Historic house in Michigan, United States

The Thomas and Isabella Moore Clyde House is a private house located at 50325 Cherry Hill Road in Canton Township, Michigan. It was listed on the National Register of Historic Places in 2003.

==History==
Hugh R. Clyde settled in Canton Township in 1825, and in 1826 married Eliza Huston. Hugh R. Clyde died in 1831, and his wife Eliza Huston Clyde died in 1838, when their property went to their son, Thomas. The house was probably built by Thomas Clyde c.1845 as the taxes jumped from $3.14 in 1844 to $8.02 in 1845. Thomas Clyde married Isabella Moore on August 22, 1850, hence "Thomas and Isabella Moore Clyde" House. The Clyde family occupied the house until 1858, when it was purchased by John Huston II, Eliza's nephew. In 1924, the house was purchased by William and Jennie Houk, who lived in it while constructing a new brick house on the property. When their new house was finished, they moved the Clyde House across the street.

==Description==
The Thomas Clyde House is a 1 1/2-story clapboard upright and wing Greek Revival house on a concrete foundation faced with rock. The two wings form an unusual asymmetric facade. The east wing is positioned flush with the main upright section; the west is recessed to allow for a front porch; a second porch fronts the upright section.
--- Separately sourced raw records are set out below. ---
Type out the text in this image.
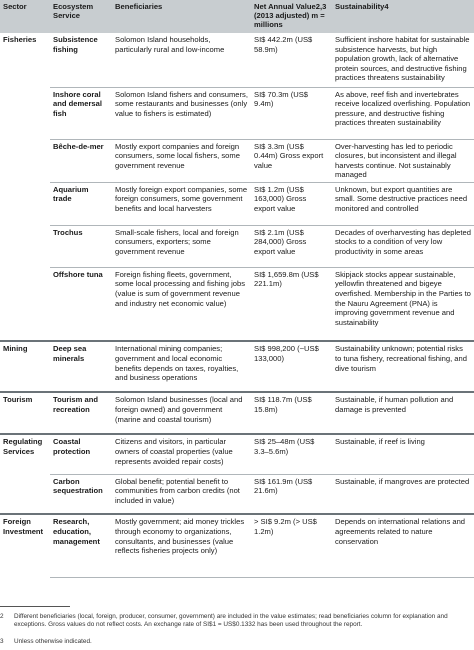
Sector	Ecosystem Service	Beneficiaries	Net Annual Value2,3 (2013 adjusted) m = millions	Sustainability4
Fisheries	Subsistence fishing	Solomon Island households, particularly rural and low-income	SI$ 442.2m (US$ 58.9m)	Sufficient inshore habitat for sustainable subsistence harvests, but high population growth, lack of alternative protein sources, and destructive fishing practices threatens sustainability
	Inshore coral and demersal fish	Solomon Island fishers and consumers, some restaurants and businesses (only value to fishers is estimated)	SI$ 70.3m (US$ 9.4m)	As above, reef fish and invertebrates receive localized overfishing. Population pressure, and destructive fishing practices threaten sustainability
	Bêche-de-mer	Mostly export companies and foreign consumers, some local fishers, some government revenue	SI$ 3.3m (US$ 0.44m) Gross export value	Over-harvesting has led to periodic closures, but inconsistent and illegal harvests continue. Not sustainably managed
	Aquarium trade	Mostly foreign export companies, some foreign consumers, some government benefits and local harvesters	SI$ 1.2m (US$ 163,000) Gross export value	Unknown, but export quantities are small. Some destructive practices need monitored and controlled
	Trochus	Small-scale fishers, local and foreign consumers, exporters; some government revenue	SI$ 2.1m (US$ 284,000) Gross export value	Decades of overharvesting has depleted stocks to a condition of very low productivity in some areas
	Offshore tuna	Foreign fishing fleets, government, some local processing and fishing jobs (value is sum of government revenue and industry net economic value)	SI$ 1,659.8m (US$ 221.1m)	Skipjack stocks appear sustainable, yellowfin threatened and bigeye overfished. Membership in the Parties to the Nauru Agreement (PNA) is improving government revenue and sustainability
Mining	Deep sea minerals	International mining companies; government and local economic benefits depends on taxes, royalties, and business operations	SI$ 998,200 (~US$ 133,000)	Sustainability unknown; potential risks to tuna fishery, recreational fishing, and dive tourism
Tourism	Tourism and recreation	Solomon Island businesses (local and foreign owned) and government (marine and coastal tourism)	SI$ 118.7m (US$ 15.8m)	Sustainable, if human pollution and damage is prevented
Regulating Services	Coastal protection	Citizens and visitors, in particular owners of coastal properties (value represents avoided repair costs)	SI$ 25–48m (US$ 3.3–5.6m)	Sustainable, if reef is living
	Carbon sequestration	Global benefit; potential benefit to communities from carbon credits (not included in value)	SI$ 161.9m (US$ 21.6m)	Sustainable, if mangroves are protected
Foreign Investment	Research, education, management	Mostly government; aid money trickles through economy to organizations, consultants, and businesses (value reflects fisheries projects only)	> SI$ 9.2m (> US$ 1.2m)	Depends on international relations and agreements related to nature conservation
2	Different beneficiaries (local, foreign, producer, consumer, government) are included in the value estimates; read beneficiaries column for explanation and exceptions. Gross values do not reflect costs. An exchange rate of SI$1 = US$0.1332 has been used throughout the report.
3	Unless otherwise indicated.
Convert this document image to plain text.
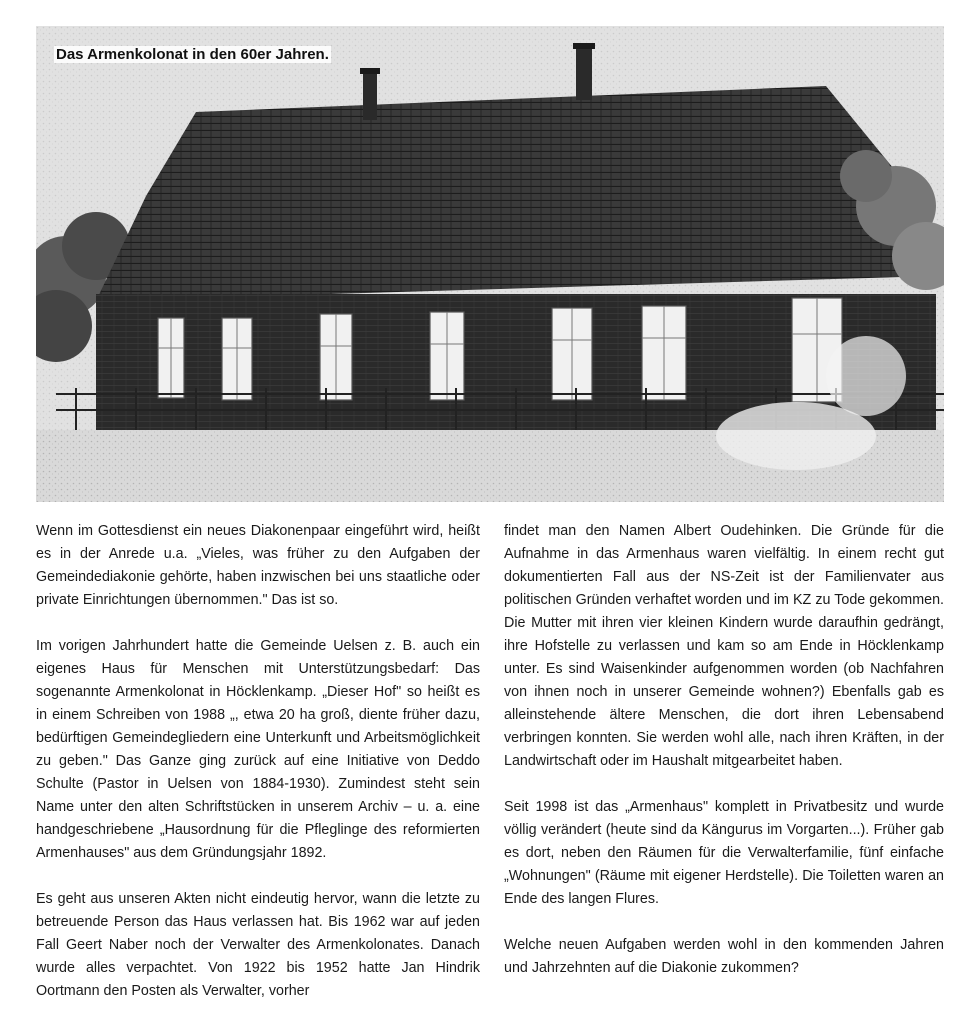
Das Armenkolonat in den 60er Jahren.

Wenn im Gottesdienst ein neues Diakonenpaar eingeführt wird, heißt es in der Anrede u.a. „Vieles, was früher zu den Aufgaben der Gemeindediakonie gehörte, haben inzwischen bei uns staatliche oder private Einrichtungen übernommen." Das ist so.

Im vorigen Jahrhundert hatte die Gemeinde Uelsen z. B. auch ein eigenes Haus für Menschen mit Unterstützungsbedarf: Das sogenannte Armenkolonat in Höcklenkamp. „Dieser Hof" so heißt es in einem Schreiben von 1988 „, etwa 20 ha groß, diente früher dazu, bedürftigen Gemeindegliedern eine Unterkunft und Arbeitsmöglichkeit zu geben." Das Ganze ging zurück auf eine Initiative von Deddo Schulte (Pastor in Uelsen von 1884-1930). Zumindest steht sein Name unter den alten Schriftstücken in unserem Archiv – u. a. eine handgeschriebene „Hausordnung für die Pfleglinge des reformierten Armenhauses" aus dem Gründungsjahr 1892.

Es geht aus unseren Akten nicht eindeutig hervor, wann die letzte zu betreuende Person das Haus verlassen hat. Bis 1962 war auf jeden Fall Geert Naber noch der Verwalter des Armenkolonates. Danach wurde alles verpachtet. Von 1922 bis 1952 hatte Jan Hindrik Oortmann den Posten als Verwalter, vorher

findet man den Namen Albert Oudehinken. Die Gründe für die Aufnahme in das Armenhaus waren vielfältig. In einem recht gut dokumentierten Fall aus der NS-Zeit ist der Familienvater aus politischen Gründen verhaftet worden und im KZ zu Tode gekommen. Die Mutter mit ihren vier kleinen Kindern wurde daraufhin gedrängt, ihre Hofstelle zu verlassen und kam so am Ende in Höcklenkamp unter. Es sind Waisenkinder aufgenommen worden (ob Nachfahren von ihnen noch in unserer Gemeinde wohnen?) Ebenfalls gab es alleinstehende ältere Menschen, die dort ihren Lebensabend verbringen konnten. Sie werden wohl alle, nach ihren Kräften, in der Landwirtschaft oder im Haushalt mitgearbeitet haben.

Seit 1998 ist das „Armenhaus" komplett in Privatbesitz und wurde völlig verändert (heute sind da Kängurus im Vorgarten...). Früher gab es dort, neben den Räumen für die Verwalterfamilie, fünf einfache „Wohnungen" (Räume mit eigener Herdstelle). Die Toiletten waren an Ende des langen Flures.

Welche neuen Aufgaben werden wohl in den kommenden Jahren und Jahrzehnten auf die Diakonie zukommen?
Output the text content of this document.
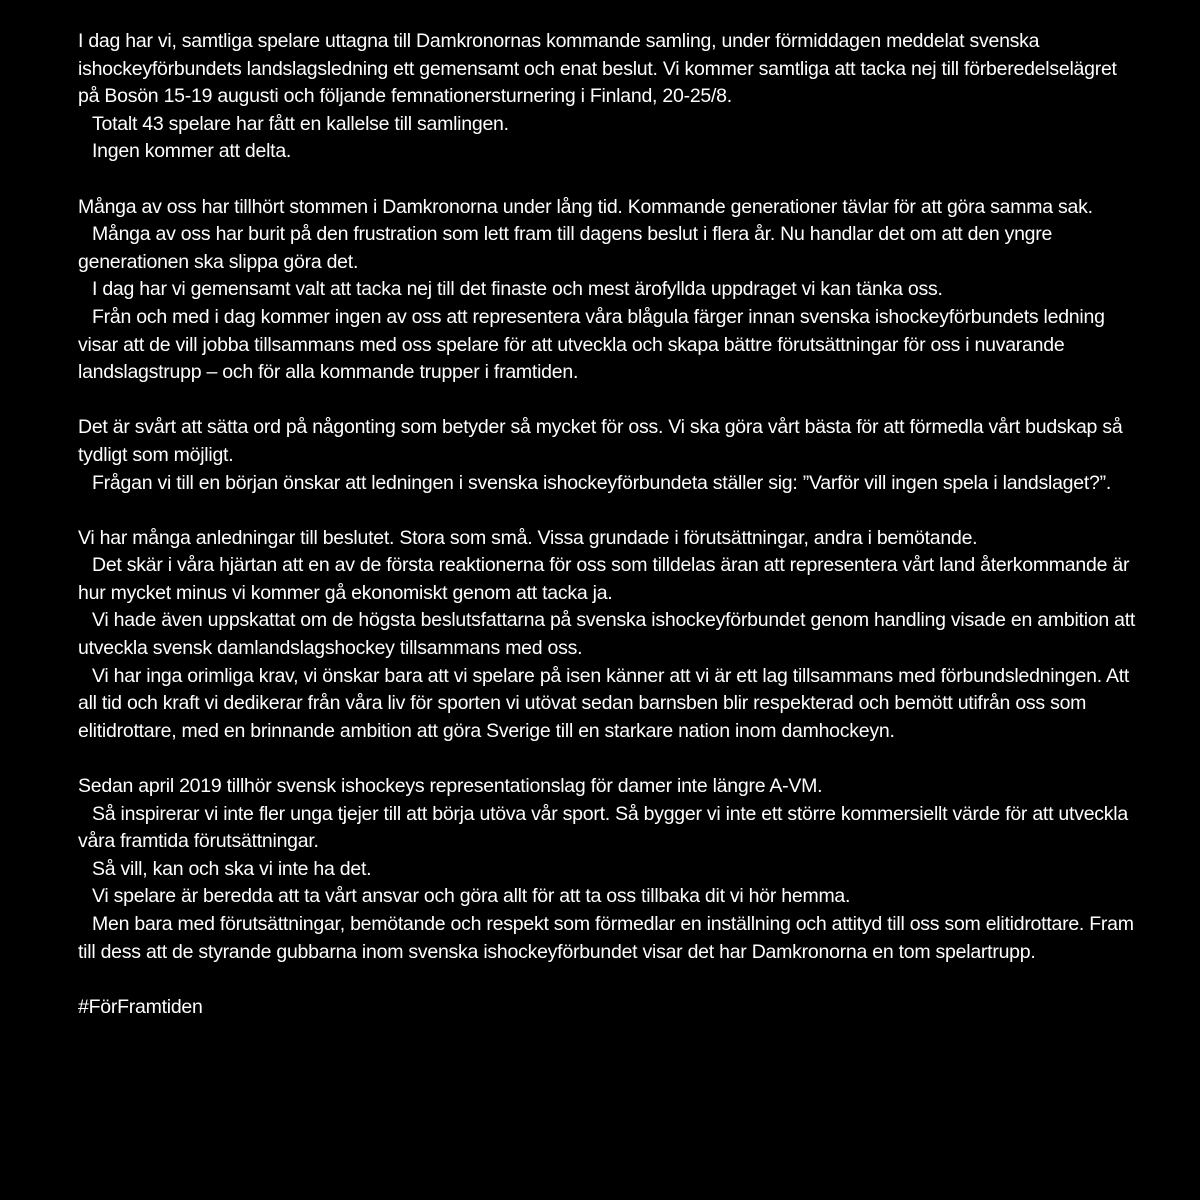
I dag har vi, samtliga spelare uttagna till Damkronornas kommande samling, under förmiddagen meddelat svenska ishockeyförbundets landslagsledning ett gemensamt och enat beslut. Vi kommer samtliga att tacka nej till förberedelselägret på Bosön 15-19 augusti och följande femnationersturnering i Finland, 20-25/8.

Totalt 43 spelare har fått en kallelse till samlingen.

Ingen kommer att delta.

Många av oss har tillhört stommen i Damkronorna under lång tid. Kommande generationer tävlar för att göra samma sak.

Många av oss har burit på den frustration som lett fram till dagens beslut i flera år. Nu handlar det om att den yngre generationen ska slippa göra det.

I dag har vi gemensamt valt att tacka nej till det finaste och mest ärofyllda uppdraget vi kan tänka oss.

Från och med i dag kommer ingen av oss att representera våra blågula färger innan svenska ishockeyförbundets ledning visar att de vill jobba tillsammans med oss spelare för att utveckla och skapa bättre förutsättningar för oss i nuvarande landslagstrupp – och för alla kommande trupper i framtiden.

Det är svårt att sätta ord på någonting som betyder så mycket för oss. Vi ska göra vårt bästa för att förmedla vårt budskap så tydligt som möjligt.

Frågan vi till en början önskar att ledningen i svenska ishockeyförbundeta ställer sig: ”Varför vill ingen spela i landslaget?”.

Vi har många anledningar till beslutet. Stora som små. Vissa grundade i förutsättningar, andra i bemötande.

Det skär i våra hjärtan att en av de första reaktionerna för oss som tilldelas äran att representera vårt land återkommande är hur mycket minus vi kommer gå ekonomiskt genom att tacka ja.

Vi hade även uppskattat om de högsta beslutsfattarna på svenska ishockeyförbundet genom handling visade en ambition att utveckla svensk damlandslagshockey tillsammans med oss.

Vi har inga orimliga krav, vi önskar bara att vi spelare på isen känner att vi är ett lag tillsammans med förbundsledningen. Att all tid och kraft vi dedikerar från våra liv för sporten vi utövat sedan barnsben blir respekterad och bemött utifrån oss som elitidrottare, med en brinnande ambition att göra Sverige till en starkare nation inom damhockeyn.

Sedan april 2019 tillhör svensk ishockeys representationslag för damer inte längre A-VM.

Så inspirerar vi inte fler unga tjejer till att börja utöva vår sport. Så bygger vi inte ett större kommersiellt värde för att utveckla våra framtida förutsättningar.

Så vill, kan och ska vi inte ha det.

Vi spelare är beredda att ta vårt ansvar och göra allt för att ta oss tillbaka dit vi hör hemma.

Men bara med förutsättningar, bemötande och respekt som förmedlar en inställning och attityd till oss som elitidrottare. Fram till dess att de styrande gubbarna inom svenska ishockeyförbundet visar det har Damkronorna en tom spelartrupp.

#FörFramtiden
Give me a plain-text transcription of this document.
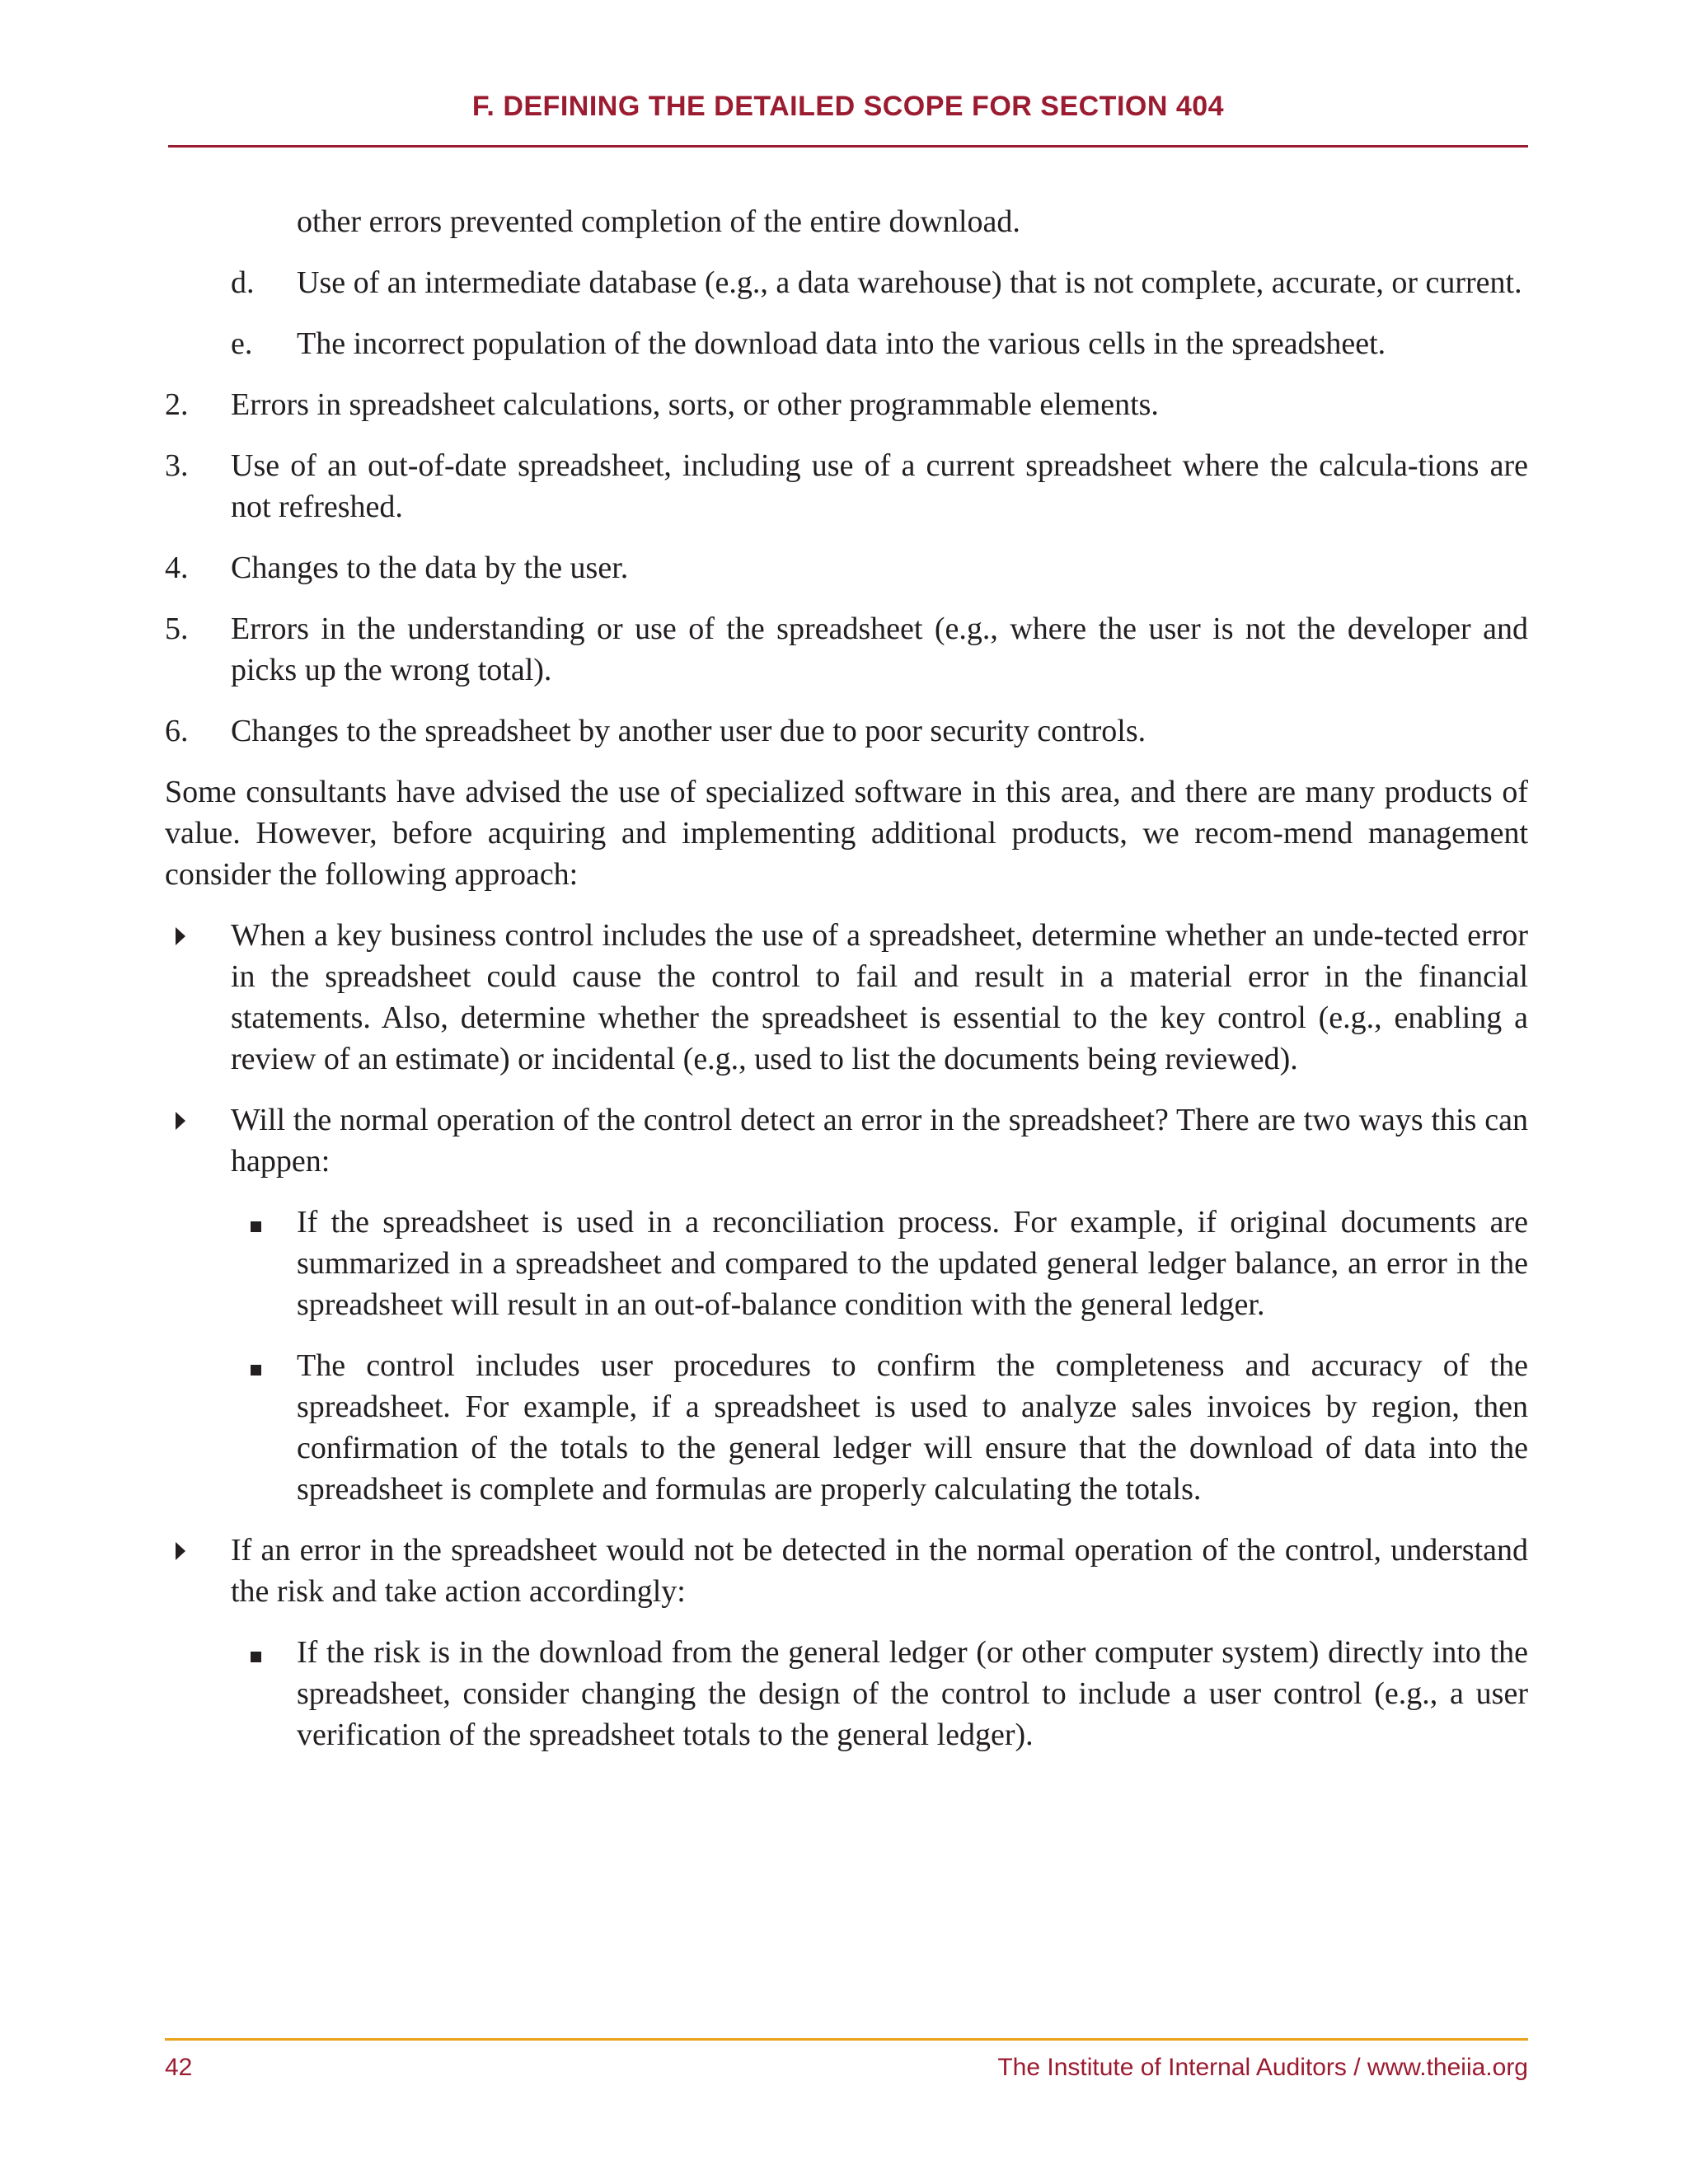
F. DEFINING THE DETAILED SCOPE FOR SECTION 404
other errors prevented completion of the entire download.
d.	Use of an intermediate database (e.g., a data warehouse) that is not complete, accurate, or current.
e.	The incorrect population of the download data into the various cells in the spreadsheet.
2.	Errors in spreadsheet calculations, sorts, or other programmable elements.
3.	Use of an out-of-date spreadsheet, including use of a current spreadsheet where the calcula-tions are not refreshed.
4.	Changes to the data by the user.
5.	Errors in the understanding or use of the spreadsheet (e.g., where the user is not the developer and picks up the wrong total).
6.	Changes to the spreadsheet by another user due to poor security controls.
Some consultants have advised the use of specialized software in this area, and there are many products of value. However, before acquiring and implementing additional products, we recom-mend management consider the following approach:
When a key business control includes the use of a spreadsheet, determine whether an unde-tected error in the spreadsheet could cause the control to fail and result in a material error in the financial statements. Also, determine whether the spreadsheet is essential to the key control (e.g., enabling a review of an estimate) or incidental (e.g., used to list the documents being reviewed).
Will the normal operation of the control detect an error in the spreadsheet? There are two ways this can happen:
If the spreadsheet is used in a reconciliation process. For example, if original documents are summarized in a spreadsheet and compared to the updated general ledger balance, an error in the spreadsheet will result in an out-of-balance condition with the general ledger.
The control includes user procedures to confirm the completeness and accuracy of the spreadsheet. For example, if a spreadsheet is used to analyze sales invoices by region, then confirmation of the totals to the general ledger will ensure that the download of data into the spreadsheet is complete and formulas are properly calculating the totals.
If an error in the spreadsheet would not be detected in the normal operation of the control, understand the risk and take action accordingly:
If the risk is in the download from the general ledger (or other computer system) directly into the spreadsheet, consider changing the design of the control to include a user control (e.g., a user verification of the spreadsheet totals to the general ledger).
42	The Institute of Internal Auditors / www.theiia.org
The two porches have thick square posts with pierced-work brackets between them. Two front entrances are in the main upright section and the east wing; the windows are six-over-six. The house has ramped door and window surrounds. The roof is covered with asphalt shingles, and the classic cornice below features returns at the gabled ends. This house is significant because the asymmetric upright and wing is an unusual subtype more frequently seen in the northeastern states, and rarely in Michigan.